When he dropped his eyes to the bucket to check the water level, a movement in the corner of his eye caught his attention. His stare snapped towards the snake coiled on the tiles.

"Still watching me?" he muttered dully. "Haven't you got a new body to find?"

"I do. And I will. But for now, my curiosity has won." Harry scoffed. "You are bleeding."

He nodded, clenching his jaw. He felt tears prickle his eyes.

"What did you do this time?"

"I just…" He sighed shortly, running his hands through his already unruly hair. The water started overflowing the bucket. He ignored it. "I must've knocked the shelves over, somehow, I dunno, but they… they toppled sideways and all my aunt's ornaments went falling and my uncle said it was me…" Harry glanced at the snake, who seemed to be eyeing him thoughtfully.

"What were you feeling when the shelves fell?"

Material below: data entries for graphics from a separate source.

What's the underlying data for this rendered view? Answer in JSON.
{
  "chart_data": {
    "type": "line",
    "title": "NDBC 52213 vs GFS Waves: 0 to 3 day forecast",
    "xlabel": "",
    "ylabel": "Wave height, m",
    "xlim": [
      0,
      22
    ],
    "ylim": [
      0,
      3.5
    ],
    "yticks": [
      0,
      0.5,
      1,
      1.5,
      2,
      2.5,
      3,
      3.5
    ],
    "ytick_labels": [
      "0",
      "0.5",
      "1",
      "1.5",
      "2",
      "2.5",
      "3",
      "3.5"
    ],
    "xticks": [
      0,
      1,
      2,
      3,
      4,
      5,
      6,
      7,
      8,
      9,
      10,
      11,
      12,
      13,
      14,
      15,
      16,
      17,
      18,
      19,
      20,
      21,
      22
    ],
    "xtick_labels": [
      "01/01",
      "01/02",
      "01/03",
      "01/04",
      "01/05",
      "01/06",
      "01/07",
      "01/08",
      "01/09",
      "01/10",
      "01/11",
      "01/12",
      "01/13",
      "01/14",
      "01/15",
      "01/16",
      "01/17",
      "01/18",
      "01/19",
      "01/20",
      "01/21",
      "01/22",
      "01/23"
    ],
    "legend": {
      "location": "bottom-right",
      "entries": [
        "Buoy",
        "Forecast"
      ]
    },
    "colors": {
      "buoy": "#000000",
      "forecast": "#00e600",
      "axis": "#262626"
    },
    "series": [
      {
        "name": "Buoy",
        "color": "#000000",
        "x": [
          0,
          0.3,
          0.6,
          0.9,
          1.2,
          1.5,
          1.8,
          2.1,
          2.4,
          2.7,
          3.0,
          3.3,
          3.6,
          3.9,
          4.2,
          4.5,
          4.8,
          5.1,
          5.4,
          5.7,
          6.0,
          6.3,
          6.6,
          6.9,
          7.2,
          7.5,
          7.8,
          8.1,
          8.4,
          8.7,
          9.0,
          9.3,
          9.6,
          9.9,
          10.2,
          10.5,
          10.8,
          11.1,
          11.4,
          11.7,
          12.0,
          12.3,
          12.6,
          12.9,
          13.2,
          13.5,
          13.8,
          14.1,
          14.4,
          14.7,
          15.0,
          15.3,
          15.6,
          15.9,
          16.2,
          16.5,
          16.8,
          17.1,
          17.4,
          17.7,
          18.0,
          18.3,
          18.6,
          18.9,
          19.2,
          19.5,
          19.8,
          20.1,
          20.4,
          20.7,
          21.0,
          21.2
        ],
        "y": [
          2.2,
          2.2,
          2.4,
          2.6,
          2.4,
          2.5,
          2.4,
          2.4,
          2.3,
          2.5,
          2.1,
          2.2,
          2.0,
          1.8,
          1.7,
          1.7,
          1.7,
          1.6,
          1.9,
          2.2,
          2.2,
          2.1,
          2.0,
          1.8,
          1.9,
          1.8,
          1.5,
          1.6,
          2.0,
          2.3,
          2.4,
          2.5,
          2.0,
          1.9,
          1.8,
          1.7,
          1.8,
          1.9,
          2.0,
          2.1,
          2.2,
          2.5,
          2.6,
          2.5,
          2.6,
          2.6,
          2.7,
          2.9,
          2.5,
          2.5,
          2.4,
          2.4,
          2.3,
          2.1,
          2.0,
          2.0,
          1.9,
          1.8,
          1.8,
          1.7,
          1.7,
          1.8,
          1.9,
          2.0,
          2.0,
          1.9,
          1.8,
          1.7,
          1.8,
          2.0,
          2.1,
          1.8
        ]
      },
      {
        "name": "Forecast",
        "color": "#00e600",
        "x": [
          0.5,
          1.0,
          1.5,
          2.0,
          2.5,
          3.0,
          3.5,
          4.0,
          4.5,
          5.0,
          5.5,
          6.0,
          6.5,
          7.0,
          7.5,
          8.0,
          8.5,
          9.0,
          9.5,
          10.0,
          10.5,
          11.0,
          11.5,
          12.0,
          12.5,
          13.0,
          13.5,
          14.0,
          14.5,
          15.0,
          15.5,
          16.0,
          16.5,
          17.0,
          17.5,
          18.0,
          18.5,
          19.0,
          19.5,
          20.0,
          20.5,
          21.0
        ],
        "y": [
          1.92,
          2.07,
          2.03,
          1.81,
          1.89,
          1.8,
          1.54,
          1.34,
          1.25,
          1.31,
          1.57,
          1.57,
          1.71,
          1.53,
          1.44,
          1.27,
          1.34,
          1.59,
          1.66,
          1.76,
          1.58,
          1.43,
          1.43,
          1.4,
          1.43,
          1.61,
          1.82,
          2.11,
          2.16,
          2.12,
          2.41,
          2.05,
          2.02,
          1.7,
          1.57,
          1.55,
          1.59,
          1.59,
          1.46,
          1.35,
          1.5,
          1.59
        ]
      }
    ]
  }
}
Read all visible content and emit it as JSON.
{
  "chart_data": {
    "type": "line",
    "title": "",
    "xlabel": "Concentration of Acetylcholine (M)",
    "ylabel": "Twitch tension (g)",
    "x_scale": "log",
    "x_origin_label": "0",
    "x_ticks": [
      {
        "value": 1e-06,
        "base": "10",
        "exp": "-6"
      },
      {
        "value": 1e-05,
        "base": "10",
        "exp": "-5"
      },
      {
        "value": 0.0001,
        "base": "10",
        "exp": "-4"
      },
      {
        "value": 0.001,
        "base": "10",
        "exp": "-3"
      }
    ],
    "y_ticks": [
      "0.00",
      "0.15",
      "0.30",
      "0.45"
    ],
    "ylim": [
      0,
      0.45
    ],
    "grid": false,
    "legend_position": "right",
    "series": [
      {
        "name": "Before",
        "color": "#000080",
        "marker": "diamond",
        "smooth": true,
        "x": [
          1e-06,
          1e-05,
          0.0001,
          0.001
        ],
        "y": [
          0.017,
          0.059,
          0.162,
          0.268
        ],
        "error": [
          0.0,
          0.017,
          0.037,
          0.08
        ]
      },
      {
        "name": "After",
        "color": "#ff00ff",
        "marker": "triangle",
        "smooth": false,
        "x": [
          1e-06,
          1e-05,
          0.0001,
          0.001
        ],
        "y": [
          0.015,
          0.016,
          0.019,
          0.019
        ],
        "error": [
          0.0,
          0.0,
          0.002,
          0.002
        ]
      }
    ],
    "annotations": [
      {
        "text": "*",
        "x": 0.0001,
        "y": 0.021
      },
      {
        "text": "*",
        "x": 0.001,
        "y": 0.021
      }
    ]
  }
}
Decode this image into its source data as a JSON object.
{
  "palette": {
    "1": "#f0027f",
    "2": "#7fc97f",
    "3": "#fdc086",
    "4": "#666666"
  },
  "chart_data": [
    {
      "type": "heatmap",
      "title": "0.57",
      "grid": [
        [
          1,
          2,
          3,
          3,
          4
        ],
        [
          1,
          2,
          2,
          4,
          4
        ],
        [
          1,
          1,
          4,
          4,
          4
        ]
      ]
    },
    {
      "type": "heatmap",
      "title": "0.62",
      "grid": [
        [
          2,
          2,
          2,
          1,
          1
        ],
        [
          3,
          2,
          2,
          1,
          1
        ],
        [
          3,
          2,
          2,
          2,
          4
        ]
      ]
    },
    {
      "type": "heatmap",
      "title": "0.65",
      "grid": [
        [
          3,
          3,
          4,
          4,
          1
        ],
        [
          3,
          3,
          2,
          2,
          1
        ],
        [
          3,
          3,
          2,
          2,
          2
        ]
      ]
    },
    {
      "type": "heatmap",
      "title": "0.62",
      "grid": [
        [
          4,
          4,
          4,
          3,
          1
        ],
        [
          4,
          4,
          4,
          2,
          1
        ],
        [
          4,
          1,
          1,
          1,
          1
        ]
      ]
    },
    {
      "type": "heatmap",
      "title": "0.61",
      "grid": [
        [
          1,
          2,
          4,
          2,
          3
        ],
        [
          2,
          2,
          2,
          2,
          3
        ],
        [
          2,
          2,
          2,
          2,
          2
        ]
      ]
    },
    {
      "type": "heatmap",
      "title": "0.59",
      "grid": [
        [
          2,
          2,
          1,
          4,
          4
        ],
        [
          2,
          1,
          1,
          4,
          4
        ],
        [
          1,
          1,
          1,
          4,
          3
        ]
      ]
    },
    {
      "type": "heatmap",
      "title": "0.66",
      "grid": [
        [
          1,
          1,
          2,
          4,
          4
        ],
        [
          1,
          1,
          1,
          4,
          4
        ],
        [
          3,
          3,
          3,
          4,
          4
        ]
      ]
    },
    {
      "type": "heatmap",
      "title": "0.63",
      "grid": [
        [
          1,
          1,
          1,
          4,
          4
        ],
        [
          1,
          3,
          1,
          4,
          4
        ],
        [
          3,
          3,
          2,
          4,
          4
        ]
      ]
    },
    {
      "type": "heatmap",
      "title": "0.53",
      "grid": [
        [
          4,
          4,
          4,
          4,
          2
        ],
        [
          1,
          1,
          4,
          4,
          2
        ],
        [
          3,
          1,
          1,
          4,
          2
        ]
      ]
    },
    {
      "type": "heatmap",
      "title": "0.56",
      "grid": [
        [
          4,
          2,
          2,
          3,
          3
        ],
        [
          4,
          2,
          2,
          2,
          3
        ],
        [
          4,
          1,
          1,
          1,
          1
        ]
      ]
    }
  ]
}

Harry paused, eyeing the snake quizzically. "I… uh…" They had been watching the news where a story appeared about a couple who died in a car crash. Aunt Petunia had made a scolding remark about drunk driving, but it was Uncle Vernon who decided to make a link between this couple and Harry's parents. "Angry."

"Good," hissed the snake, sounding pleased. Harry gave it a bemused look.

Then he turned off the tap, and the bucket was overflowing no more.